The observation that revolutions just as often lead to something worse as something better rings very true. Revolutions are just as likely to lead to Mao Zedong’s China or Pol Pot’s Cambodia as they are to give birth to an improved state like the birth of America. This is a “conservative” principle that I agree with.
Unfortunately, modern conservatism takes things in a much more negative direction. Instead of being about cautiously seeking improvement through intentional changes and watching for unintended consequences, modern American conservatism seem to prefer stopping social progress (as distinct from economic progress) altogether. Even worse, many conservatives want to reverse social progress, and are very often even against economic progress where they feel such progress will interfere with their socially regressive beliefs—immigration opposition is an example.
And when it comes to Trump style “conservatives,” they mythologize revolutions (usually involving paramilitary “patriot” groups) as much as the Left! They want to use revolution to return the US back to a more “traditional,” ethnically and religiously more homogeneous state of being. They often cite the American Revolution as their inspiration, but the traitorous and treasonous attempted revolution of the South is usually cited shortly thereafter. The irony of looking fondly at a revolution against the very state created after the first seems to be lost on them.
I recently learned of a concept called “Chesterton’s Fence” which is essentially the principle that, if you see a fence erected across the road, you shouldn’t take it upon yourself to tear it down until you know why the fence was there.
It basically means that reforming is good and reforming should be done, but reformers should investigate whether a fence is truly just an anachronistic vestige that serves only as an unnecessary barrier, or whether there was a very good reason it was put there.
Consistent with the analogy of Chesterton’s Fence, I am a huge supporter of calculated and intentional improvement.

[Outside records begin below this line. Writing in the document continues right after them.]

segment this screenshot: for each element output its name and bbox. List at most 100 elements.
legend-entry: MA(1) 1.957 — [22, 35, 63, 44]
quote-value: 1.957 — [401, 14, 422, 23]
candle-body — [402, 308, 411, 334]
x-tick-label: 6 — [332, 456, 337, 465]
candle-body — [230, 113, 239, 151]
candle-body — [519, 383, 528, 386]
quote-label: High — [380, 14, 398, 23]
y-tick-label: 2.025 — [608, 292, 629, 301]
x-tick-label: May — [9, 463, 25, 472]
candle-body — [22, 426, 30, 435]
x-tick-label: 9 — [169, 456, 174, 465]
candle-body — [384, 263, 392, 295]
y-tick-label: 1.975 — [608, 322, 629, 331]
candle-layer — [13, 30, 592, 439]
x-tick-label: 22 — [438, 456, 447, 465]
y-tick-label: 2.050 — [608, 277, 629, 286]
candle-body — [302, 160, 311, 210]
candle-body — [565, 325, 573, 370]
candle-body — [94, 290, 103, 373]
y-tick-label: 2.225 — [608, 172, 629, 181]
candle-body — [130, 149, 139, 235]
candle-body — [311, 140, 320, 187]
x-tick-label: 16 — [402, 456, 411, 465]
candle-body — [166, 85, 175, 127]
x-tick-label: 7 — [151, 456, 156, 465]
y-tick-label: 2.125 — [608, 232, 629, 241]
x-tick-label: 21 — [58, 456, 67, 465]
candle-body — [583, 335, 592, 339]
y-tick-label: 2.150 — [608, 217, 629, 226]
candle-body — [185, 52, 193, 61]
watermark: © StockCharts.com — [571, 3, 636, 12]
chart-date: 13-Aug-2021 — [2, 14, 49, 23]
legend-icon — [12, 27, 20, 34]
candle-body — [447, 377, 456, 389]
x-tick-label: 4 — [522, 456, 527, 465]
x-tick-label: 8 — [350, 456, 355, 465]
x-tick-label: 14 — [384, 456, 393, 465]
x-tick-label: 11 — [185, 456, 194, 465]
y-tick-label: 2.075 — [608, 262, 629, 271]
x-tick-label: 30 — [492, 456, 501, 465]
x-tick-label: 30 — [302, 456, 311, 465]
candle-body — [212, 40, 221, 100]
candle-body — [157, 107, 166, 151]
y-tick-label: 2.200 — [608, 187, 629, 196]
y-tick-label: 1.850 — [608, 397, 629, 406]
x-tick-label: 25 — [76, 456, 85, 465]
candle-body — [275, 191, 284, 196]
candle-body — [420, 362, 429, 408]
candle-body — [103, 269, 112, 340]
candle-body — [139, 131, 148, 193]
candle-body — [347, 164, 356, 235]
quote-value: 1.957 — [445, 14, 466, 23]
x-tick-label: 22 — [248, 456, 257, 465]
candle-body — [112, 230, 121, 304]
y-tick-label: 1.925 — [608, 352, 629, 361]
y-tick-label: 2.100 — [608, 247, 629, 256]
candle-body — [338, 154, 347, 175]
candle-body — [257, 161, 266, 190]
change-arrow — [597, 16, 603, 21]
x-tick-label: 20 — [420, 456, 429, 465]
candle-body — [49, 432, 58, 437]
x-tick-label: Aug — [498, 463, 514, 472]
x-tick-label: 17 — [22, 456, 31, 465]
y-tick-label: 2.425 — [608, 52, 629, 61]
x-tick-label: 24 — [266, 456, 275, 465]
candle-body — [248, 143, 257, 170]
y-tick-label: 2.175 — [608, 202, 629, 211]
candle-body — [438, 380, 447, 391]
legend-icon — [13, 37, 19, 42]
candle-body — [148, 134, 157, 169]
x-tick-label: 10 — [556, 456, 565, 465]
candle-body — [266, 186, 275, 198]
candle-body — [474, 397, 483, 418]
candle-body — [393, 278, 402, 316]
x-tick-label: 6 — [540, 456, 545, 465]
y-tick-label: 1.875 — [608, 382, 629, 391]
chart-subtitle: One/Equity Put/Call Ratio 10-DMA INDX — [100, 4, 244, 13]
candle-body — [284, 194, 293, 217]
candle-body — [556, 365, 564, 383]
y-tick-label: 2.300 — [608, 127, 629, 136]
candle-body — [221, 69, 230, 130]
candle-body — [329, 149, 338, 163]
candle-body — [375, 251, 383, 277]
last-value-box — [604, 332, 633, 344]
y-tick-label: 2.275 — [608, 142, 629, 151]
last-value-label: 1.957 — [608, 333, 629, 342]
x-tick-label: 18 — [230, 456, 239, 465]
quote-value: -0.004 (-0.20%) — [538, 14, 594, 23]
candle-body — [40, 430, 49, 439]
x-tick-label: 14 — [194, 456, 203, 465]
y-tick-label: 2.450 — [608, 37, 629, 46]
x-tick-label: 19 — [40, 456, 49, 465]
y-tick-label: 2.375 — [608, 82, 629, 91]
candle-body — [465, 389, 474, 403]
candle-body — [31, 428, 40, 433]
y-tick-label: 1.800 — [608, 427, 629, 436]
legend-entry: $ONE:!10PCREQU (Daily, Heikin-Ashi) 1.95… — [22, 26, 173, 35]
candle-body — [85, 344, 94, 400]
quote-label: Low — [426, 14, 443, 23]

Old fences (traditions, laws, etc.) should not be blindly assumed to serve an indispensable purpose like many modern conservatives seem to believe. There should be no cow so sacred as to be above analysis and criticism. However, it should also not be blindly assumed that all fences serve no purpose.
Such principles are things that conservatives often get right. Unfortunately, they are usually blind to the other side; just because there is not a fence somewhere doesn’t mean it shouldn’t be there. Many conservatives assume all new government regulations are useless and bad without ever researching into why the regulation was put there. If only people could think first instead of putting ideology first, we could get rid of much of the useless and overly cumbersome public policy that exists while creating new policy that is long overdue to be implemented.